The online communication tool WhatsApp (owned by Facebook) was blocked for 24 hours in Brazil earlier this week. This type of confrontation resembles the skirmishes of an early Cold War between states and Internet giants over the protection of “digital citizens”.
A judge from Brazil has ordered the country’s Internet providers to cut off the WhatsApp mobile app on Monday afternoon. Access was reinstated the next afternoon (by another judge).
The reason for this order to cut off access to the application stems from WhatsApp’s categorical refusal to provide user data on its network (data that WhatsApp denies to have in its possession).
To understand the importance of the balance of power, know that WhatsApp has 100 million users in Brazil. If it were a country, WhatsApp would be the thirteenth on the list of the most populous countries in the world.
Not the first confrontation, nor the last
This wrestling is not the first. Brazil has already done the same blow to WhatsApp last December.
This event is reminiscent of the recent confrontation between the FBI and Apple. In both cases, it was a judgment ordering access to personal data of users.
The number of such confrontations will increase as the digital world invades every aspect of our public and private life.
This week, millions and millions of Brazilian citizens were caught in the midst of these skirmishes. From a distance, the confrontation does not seem to concern us. Yet she should.
Three observations that can be drawn
First observation: a country is able to control its borders, even in the virtual world.
Since access to the mobile Internet goes through telephone operators, and these are subject to the laws, a country seems able to control these “virtual mini-airports” that we have in our pockets.
Any country that takes the implementation of a digital plan seriously must know that it has this weapon in its arsenal.
Second observation: a digital giant places its legitimacy outside the law of the country.
Zuckerberg, president of Facebook, did not hide, in 2015, his surprise that the efforts to protect the data of its users generate such a counterattack of Brazil, a response that affects millions of Brazilians.
All citizens must now ask themselves who has a real concern for the right to private data. The situation suggests that it is not the government. Which act, some say.
Third observation: the citizen can place himself above the law of his country by using a foreign service.
I will not pass judgment on the validity of the decision or the true reasons of the judge who requires WhatsApp personal data of a user or to close the service. I will just assume that this personal data can be used to identify an offender to a local law or to prove (or exculpate) his guilt.

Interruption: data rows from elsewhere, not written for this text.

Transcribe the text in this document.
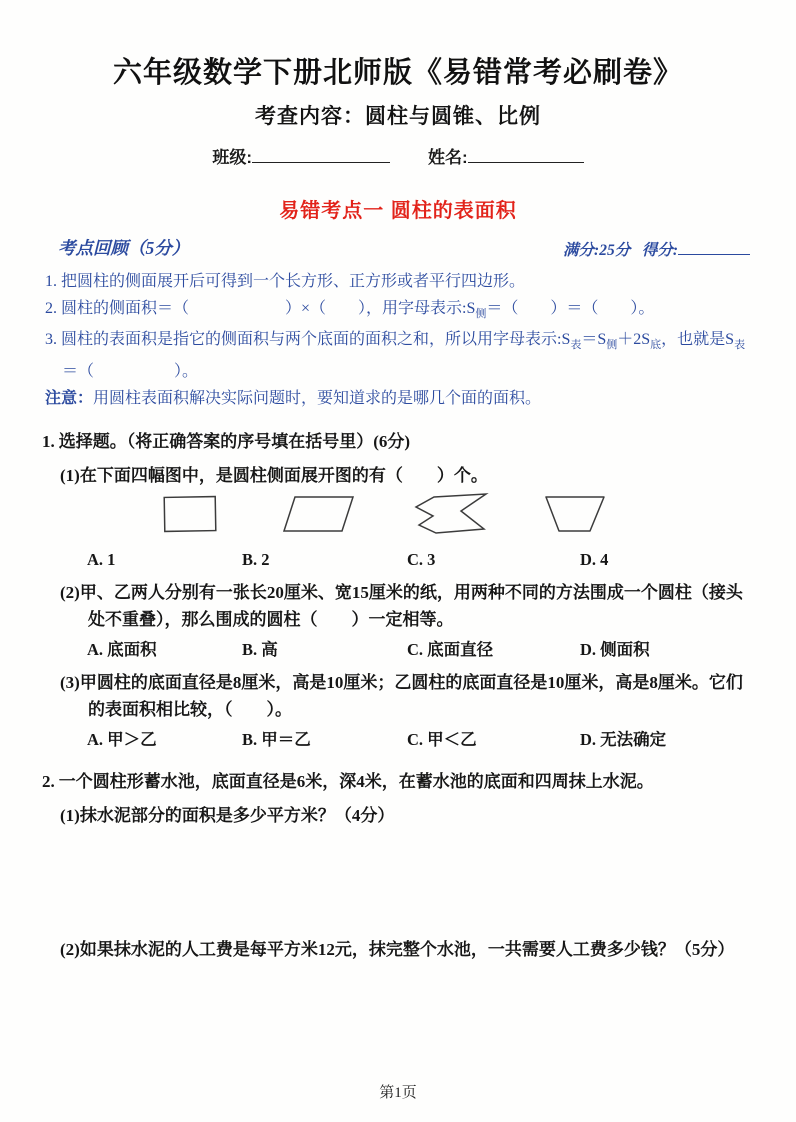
六年级数学下册北师版《易错常考必刷卷》
考查内容：圆柱与圆锥、比例
班级:	姓名:
易错考点一 圆柱的表面积
考点回顾（5分）	满分:25分 得分:
1. 把圆柱的侧面展开后可得到一个长方形、正方形或者平行四边形。
2. 圆柱的侧面积＝（　　　　　　）×（　　），用字母表示$:S_侧=$（　　）＝（　　）。
3. 圆柱的表面积是指它的侧面积与两个底面的面积之和，所以用字母表示$:S_表=S_侧+2S_底$，也就是$S_表=$（　　　　　）。
注意：用圆柱表面积解决实际问题时，要知道求的是哪几个面的面积。
1. 选择题。（将正确答案的序号填在括号里）(6分)
(1)在下面四幅图中，是圆柱侧面展开图的有（　　）个。
A. 1	B. 2	C. 3	D. 4
(2)甲、乙两人分别有一张长20厘米、宽15厘米的纸，用两种不同的方法围成一个圆柱（接头处不重叠），那么围成的圆柱（　　）一定相等。
A. 底面积	B. 高	C. 底面直径	D. 侧面积
(3)甲圆柱的底面直径是8厘米，高是10厘米；乙圆柱的底面直径是10厘米，高是8厘米。它们的表面积相比较，（　　）。
A. 甲＞乙	B. 甲＝乙	C. 甲＜乙	D. 无法确定
2. 一个圆柱形蓄水池，底面直径是6米，深4米，在蓄水池的底面和四周抹上水泥。
(1)抹水泥部分的面积是多少平方米？（4分）
(2)如果抹水泥的人工费是每平方米12元，抹完整个水池，一共需要人工费多少钱？（5分）
第1页
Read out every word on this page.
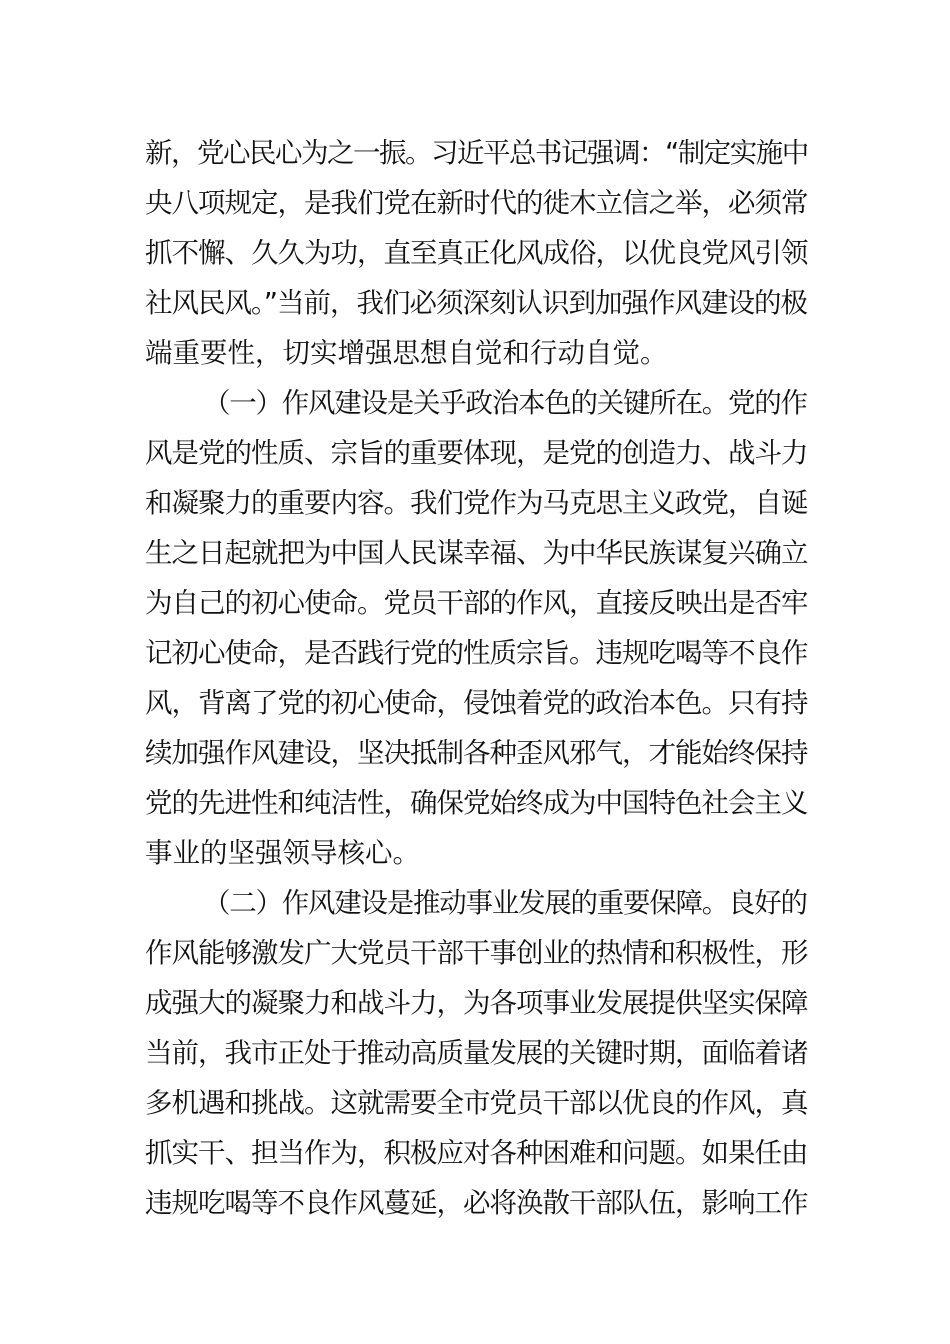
新，党心民心为之一振。习近平总书记强调：“制定实施中
央八项规定，是我们党在新时代的徙木立信之举，必须常
抓不懈、久久为功，直至真正化风成俗，以优良党风引领
社风民风。”当前，我们必须深刻认识到加强作风建设的极
端重要性，切实增强思想自觉和行动自觉。
（一）作风建设是关乎政治本色的关键所在。党的作
风是党的性质、宗旨的重要体现，是党的创造力、战斗力
和凝聚力的重要内容。我们党作为马克思主义政党，自诞
生之日起就把为中国人民谋幸福、为中华民族谋复兴确立
为自己的初心使命。党员干部的作风，直接反映出是否牢
记初心使命，是否践行党的性质宗旨。违规吃喝等不良作
风，背离了党的初心使命，侵蚀着党的政治本色。只有持
续加强作风建设，坚决抵制各种歪风邪气，才能始终保持
党的先进性和纯洁性，确保党始终成为中国特色社会主义
事业的坚强领导核心。
（二）作风建设是推动事业发展的重要保障。良好的
作风能够激发广大党员干部干事创业的热情和积极性，形
成强大的凝聚力和战斗力，为各项事业发展提供坚实保障
当前，我市正处于推动高质量发展的关键时期，面临着诸
多机遇和挑战。这就需要全市党员干部以优良的作风，真
抓实干、担当作为，积极应对各种困难和问题。如果任由
违规吃喝等不良作风蔓延，必将涣散干部队伍，影响工作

WhatsApp stated that its system was now encrypted end-to-end and that it did not have the means to know the data exchanged between users. The firm says it has no responsibility for the content of these data, because it has put in place a system that disempower, she said. The individual thus becomes sovereign by entering his system.
The real issue
States that are still waiting to develop a digital plan for their own existence in the current digital revolution risk being completely colonized by companies with diverse interests.
The fight here is not about who, the state or the Internet giant, is the good guy or the bad guy, but what are the levers that an elected government will actually have tomorrow to run the country – and not just to manage it as an accountant.
These cold-war skirmishes between states and Internet giants show that they could one day intervene directly in the affairs of the state in the name of a supreme interest (draped values like the right to privacy), just as countries have, in the course of history, said to have to intervene with their neighbor to protect the interests of their citizens.
With populations of 100 million or 1 billion users, these Internet giants seem to take the fate of their “digital citizens” very seriously.
The real tragedy is that it will soon become increasingly difficult to say clearly who we will applaud as a savior after the fight.
This is the drama of “dual nationality”, one real and one virtual. Because this virtual nationality seems more and more real.
As our second lead editor, Zelda Wiggins provides guidance on the stories Nebula Electronics reporters cover. She has been instrumental in making sure the content on the site is clear and accurate for our readers. Zelda prides herself on having clear and concise headlines without resorting to click bait titles. Zelda received a BA and and MA from Fordham University.